Victorwine wrote:Tradition. I would definitely think that with an increase in Syrah acreage the proportion of the Syrah percentage is on the rise. I don’t believe there is a stipulation in the rules and regulations of the CdP AOC governing allowable percentages. So technically any (single) varietal wine made in the region from any one of the 13 or so “allowable” grape varieties could be labeled CdP.

Salute


Victor, some people consider that Syrah is an interloper in S.Rhône, Languedoc and Roussillon. Tradition certainly plays a part but I think that Syrah grown in such warm climates would tend to give wines too heavy and darkly fruited to appeal to the French palate (as far as one can generalise about that) without the blending of more long standing local varieties, particularly Grenache and Mourvèdre. However, there are some strongly Syrah weighted blends in Languedoc grown at higher altitudes which give very elegant results; Alquier's Faugères Les Bastides springs to mind and I hope to open one in October.

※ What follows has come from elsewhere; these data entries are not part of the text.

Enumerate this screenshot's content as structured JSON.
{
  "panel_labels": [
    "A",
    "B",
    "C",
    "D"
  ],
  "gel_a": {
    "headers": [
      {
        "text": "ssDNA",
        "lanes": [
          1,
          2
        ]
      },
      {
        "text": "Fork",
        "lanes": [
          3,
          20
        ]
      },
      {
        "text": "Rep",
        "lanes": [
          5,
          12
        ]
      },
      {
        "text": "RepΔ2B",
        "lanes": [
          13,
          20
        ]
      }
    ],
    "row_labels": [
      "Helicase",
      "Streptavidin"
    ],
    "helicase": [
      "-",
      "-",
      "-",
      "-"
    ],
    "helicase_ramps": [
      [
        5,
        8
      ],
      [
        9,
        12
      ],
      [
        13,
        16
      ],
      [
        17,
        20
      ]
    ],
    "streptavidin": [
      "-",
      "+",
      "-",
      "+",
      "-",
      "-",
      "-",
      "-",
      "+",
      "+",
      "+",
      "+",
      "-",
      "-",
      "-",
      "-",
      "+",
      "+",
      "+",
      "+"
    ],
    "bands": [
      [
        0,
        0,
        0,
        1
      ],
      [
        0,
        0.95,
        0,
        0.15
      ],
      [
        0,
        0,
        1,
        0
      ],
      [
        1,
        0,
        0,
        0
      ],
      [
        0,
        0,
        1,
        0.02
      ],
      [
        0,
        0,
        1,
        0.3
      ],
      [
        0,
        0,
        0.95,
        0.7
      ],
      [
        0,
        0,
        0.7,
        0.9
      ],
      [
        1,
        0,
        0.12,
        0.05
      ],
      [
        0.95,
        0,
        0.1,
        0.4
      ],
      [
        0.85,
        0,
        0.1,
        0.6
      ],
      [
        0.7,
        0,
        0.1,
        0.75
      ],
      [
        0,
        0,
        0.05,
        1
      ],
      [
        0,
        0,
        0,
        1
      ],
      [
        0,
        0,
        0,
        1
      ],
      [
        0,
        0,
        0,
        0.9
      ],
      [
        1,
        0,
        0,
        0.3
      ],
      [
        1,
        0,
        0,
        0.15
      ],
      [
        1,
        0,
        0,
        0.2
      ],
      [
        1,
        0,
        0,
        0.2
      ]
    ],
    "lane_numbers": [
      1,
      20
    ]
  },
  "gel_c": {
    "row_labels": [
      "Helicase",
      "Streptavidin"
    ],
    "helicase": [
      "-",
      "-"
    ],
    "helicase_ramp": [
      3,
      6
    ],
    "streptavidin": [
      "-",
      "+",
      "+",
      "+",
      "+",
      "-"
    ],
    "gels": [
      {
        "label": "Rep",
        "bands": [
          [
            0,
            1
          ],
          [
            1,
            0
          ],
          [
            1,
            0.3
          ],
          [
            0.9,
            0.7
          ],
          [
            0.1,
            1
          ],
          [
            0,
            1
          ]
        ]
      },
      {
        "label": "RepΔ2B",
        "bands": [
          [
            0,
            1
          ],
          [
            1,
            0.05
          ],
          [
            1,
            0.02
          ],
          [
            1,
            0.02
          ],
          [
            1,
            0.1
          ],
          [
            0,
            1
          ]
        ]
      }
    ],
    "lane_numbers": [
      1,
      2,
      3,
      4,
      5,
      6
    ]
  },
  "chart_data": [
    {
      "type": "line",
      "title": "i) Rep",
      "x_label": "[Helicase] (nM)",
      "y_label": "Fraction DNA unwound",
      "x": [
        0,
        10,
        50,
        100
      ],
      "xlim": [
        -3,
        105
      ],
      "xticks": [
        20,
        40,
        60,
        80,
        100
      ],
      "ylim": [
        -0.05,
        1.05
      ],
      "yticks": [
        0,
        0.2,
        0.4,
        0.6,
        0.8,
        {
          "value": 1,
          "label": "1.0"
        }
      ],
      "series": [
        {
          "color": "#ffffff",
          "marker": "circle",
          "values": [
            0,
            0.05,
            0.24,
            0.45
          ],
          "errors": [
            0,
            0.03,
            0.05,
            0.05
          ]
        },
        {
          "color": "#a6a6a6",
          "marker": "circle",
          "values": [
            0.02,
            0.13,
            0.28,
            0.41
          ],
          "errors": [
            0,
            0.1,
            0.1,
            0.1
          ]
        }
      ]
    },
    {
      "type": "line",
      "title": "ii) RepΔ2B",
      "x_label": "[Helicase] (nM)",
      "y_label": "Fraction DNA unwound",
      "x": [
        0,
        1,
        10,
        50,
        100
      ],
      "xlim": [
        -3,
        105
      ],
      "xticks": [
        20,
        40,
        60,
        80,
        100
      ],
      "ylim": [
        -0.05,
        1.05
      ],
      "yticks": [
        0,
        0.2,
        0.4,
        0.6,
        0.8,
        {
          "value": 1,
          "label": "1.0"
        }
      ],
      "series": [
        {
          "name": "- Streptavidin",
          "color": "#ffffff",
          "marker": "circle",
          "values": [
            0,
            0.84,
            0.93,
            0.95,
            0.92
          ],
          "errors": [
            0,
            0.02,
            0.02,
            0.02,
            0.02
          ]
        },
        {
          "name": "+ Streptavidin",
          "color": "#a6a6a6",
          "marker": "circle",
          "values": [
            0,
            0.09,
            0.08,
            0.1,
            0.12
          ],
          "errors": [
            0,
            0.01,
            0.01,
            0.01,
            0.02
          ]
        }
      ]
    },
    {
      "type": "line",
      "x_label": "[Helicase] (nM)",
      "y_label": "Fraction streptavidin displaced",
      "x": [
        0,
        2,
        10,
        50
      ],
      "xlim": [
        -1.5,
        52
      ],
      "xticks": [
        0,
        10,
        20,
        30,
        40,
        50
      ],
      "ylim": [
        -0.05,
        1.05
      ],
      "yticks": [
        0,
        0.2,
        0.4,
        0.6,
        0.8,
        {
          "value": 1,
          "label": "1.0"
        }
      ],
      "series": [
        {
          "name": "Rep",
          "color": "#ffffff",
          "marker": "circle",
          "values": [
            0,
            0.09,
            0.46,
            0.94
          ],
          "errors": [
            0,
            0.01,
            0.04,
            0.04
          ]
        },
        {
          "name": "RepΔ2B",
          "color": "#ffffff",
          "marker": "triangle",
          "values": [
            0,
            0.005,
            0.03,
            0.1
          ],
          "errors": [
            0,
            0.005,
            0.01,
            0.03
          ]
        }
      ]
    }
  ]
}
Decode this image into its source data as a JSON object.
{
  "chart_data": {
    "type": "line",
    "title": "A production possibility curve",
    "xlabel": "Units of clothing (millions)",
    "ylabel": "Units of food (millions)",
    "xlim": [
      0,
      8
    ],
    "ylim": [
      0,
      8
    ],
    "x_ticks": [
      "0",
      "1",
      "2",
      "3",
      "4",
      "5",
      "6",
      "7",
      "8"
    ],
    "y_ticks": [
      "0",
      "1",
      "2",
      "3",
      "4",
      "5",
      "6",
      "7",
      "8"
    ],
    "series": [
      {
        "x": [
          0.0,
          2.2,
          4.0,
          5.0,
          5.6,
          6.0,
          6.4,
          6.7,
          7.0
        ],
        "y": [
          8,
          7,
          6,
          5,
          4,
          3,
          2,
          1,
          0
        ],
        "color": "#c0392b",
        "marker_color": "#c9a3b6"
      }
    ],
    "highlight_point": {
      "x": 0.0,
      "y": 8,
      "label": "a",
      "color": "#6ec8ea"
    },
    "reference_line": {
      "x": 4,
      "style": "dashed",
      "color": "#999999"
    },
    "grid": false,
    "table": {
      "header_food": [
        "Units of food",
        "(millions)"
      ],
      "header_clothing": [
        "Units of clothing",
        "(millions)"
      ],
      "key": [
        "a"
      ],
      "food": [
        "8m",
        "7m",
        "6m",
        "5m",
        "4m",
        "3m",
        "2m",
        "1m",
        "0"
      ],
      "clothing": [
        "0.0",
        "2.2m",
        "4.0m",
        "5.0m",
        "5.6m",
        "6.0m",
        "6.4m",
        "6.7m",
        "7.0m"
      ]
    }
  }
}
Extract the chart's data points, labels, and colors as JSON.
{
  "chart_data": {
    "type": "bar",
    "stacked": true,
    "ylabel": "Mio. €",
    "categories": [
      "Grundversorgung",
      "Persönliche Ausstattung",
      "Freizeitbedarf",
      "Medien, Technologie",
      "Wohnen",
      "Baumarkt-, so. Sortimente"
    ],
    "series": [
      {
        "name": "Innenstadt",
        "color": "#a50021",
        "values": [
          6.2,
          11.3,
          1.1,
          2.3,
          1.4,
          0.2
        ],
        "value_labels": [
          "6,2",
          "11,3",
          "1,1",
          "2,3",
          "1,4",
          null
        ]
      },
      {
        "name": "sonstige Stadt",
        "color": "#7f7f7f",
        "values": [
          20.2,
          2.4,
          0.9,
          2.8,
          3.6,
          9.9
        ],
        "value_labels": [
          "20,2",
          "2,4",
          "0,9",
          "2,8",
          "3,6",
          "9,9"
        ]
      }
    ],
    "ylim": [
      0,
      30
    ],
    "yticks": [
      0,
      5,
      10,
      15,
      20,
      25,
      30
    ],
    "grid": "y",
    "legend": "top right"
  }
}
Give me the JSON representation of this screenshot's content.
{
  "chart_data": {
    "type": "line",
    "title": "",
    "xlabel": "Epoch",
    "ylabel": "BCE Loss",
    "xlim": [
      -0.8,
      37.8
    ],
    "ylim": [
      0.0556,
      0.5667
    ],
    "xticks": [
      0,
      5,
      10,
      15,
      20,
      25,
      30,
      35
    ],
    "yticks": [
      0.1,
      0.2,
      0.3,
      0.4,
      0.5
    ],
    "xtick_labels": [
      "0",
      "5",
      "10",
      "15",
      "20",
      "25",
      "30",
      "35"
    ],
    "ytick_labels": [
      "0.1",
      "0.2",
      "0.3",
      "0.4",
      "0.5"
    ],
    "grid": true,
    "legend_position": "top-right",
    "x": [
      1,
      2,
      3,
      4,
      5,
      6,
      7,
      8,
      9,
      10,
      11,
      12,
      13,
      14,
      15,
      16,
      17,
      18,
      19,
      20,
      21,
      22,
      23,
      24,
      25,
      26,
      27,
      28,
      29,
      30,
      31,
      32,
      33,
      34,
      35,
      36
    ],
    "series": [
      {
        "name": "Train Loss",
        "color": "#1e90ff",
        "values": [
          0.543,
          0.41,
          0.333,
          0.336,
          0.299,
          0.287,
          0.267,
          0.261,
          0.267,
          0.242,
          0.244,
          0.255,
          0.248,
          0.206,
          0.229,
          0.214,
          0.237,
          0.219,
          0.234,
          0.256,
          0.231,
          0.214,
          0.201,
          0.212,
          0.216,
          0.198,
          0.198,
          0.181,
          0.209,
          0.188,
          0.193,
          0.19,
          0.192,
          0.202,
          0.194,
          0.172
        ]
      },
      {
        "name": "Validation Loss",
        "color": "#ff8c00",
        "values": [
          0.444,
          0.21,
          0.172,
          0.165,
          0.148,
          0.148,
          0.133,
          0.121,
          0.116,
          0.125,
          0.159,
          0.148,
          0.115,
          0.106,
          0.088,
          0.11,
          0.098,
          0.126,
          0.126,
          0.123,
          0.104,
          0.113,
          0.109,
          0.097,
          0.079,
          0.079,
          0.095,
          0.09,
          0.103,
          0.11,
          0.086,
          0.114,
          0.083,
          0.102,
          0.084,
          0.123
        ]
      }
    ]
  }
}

New Zealand wine critic, Geoff Kelly, who seems to have a French type palate, analyses the changing taste profile of Syrah according to ripeness in the following way -

Syrah is not that difficult to suss, if in judging it, more attention is paid to the bouquet of the wine, rather than the taste (as it should be, if subtleties are to be captured). Syrah as it ripens towards optimal physiological flavour maturity passes through a sequence of aroma analogies which can be summarised on bouquet as:
green and stalky
--> leafy
--> leafy and leafy / floral
--> red currants and suggestions of dianthus florals ± white pepper
--> cassis / black currants and sweetly floral dianthus / wallflower / buddleia notes ± white pepper grading though to black pepper
--> cassis grading through dark plums ± blueberry to black plums, plus freshly-cracked black peppercorn and spice, the florals now darker (red roses, violets) and progressively becoming attenuated
--> bottled black plums ± blueberry, still ideally with cracked black peppercorn tapering out
--> bottled black plums and blackberry mixed
--> boysenberry.
Beyond that the wines become more and more pruney and grossly over-ripe, as so much Aussie shiraz was in the '60s and '70s (and some still are in the ‘00s).

Perfect ripeness / maximum complexity for syrah is where florals, pepper and spice, cassis and dark plums are all equipoised. These wines, as from Cote Rotie and Hermitage, epitomise the syrah wine-style. Above this point is sur-maturité, and the wines progressivly merge into the shiraz wine-style. On this scale, virtually all Australian shiraz (except some of the exciting wines from Western Australia and cooler Victoria) falls into the boysenberry category, and thus clearly over-ripe. Hence the oak fetish in recent decades in Australia, to restore some kind of spurious 'complexity' to bouquets diminished through fruit over-ripeness, in temperatures inimical to floral complexity.


Last time I posted a link to Geoff Kelly it provoked the ire of some people on the grounds of its typically KIwi Oz bashing. Clearly the dividing line between ripeness and over-ripeness is a matter of taste, but I'm with Kelly on this and I suspect that most French wine deciders would be too.